What also doesn't get nearly enough attention is just what it takes to make telecommuters stay on task. As a recent investigation by the Wall Street Journal reveals, more and more firms that have embraced full telecommuting are relying on new and sophisticated tools of surveillance to ensure that their employees are not slacking off. The employers might be taking screenshots of their computer activity or checking their browser history (while also monitoring how much time their telecommuting employees spend on each site). If employees are using their home computers for work, their privacy — and that of their relatives — might be collateral damage: Would their employers also peek, if only accidentally, at what they are browsing during the nonworking hours?
Somehow, what was supposed to be an "electronic cottage" has become an "electronic sweatshop." It's not just surveillance — it's that many employees who telecommute only occasionally end up doing far more work than before their "emancipation." This, at any rate, is what a recent study published in Monthly Labor Review, a publication of the Bureau of Labor Statistics, suggests.
Relying on two data-comprehensive sources (the National Longitudinal Survey of Youth 1979 panel and special supplements from the U.S. Census Bureau's Current Population Survey), the study has traced the evolution of telecommuting practices in the United States in the last few decades. It contains many surprising nuggets.
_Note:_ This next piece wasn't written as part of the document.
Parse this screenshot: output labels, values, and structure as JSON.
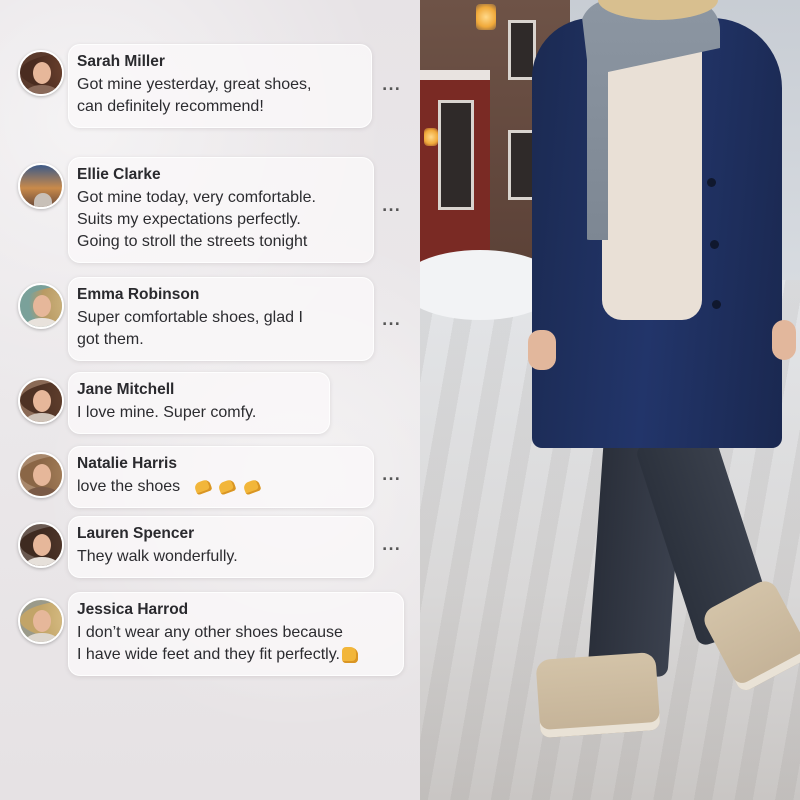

For instance, it seems that telecommuters (which this study defines as "employees who work regularly, but not exclusively, at home," with or without technology or special arrangement with their employer) are less likely to be married. So much for Toffler's "glued families." But the most interesting finding is that telecommuting, instead of restoring work/life balance, may have resulted in workers doing more work — but from home. As the authors put it, one plausible interpretation of their findings might be that "telecommuting has become instrumental in the general expansion of work hours, facilitating workers' needs for additional work time beyond the standard workweek and/or the ability of employers to increase or intensify work demands among their salaried employees."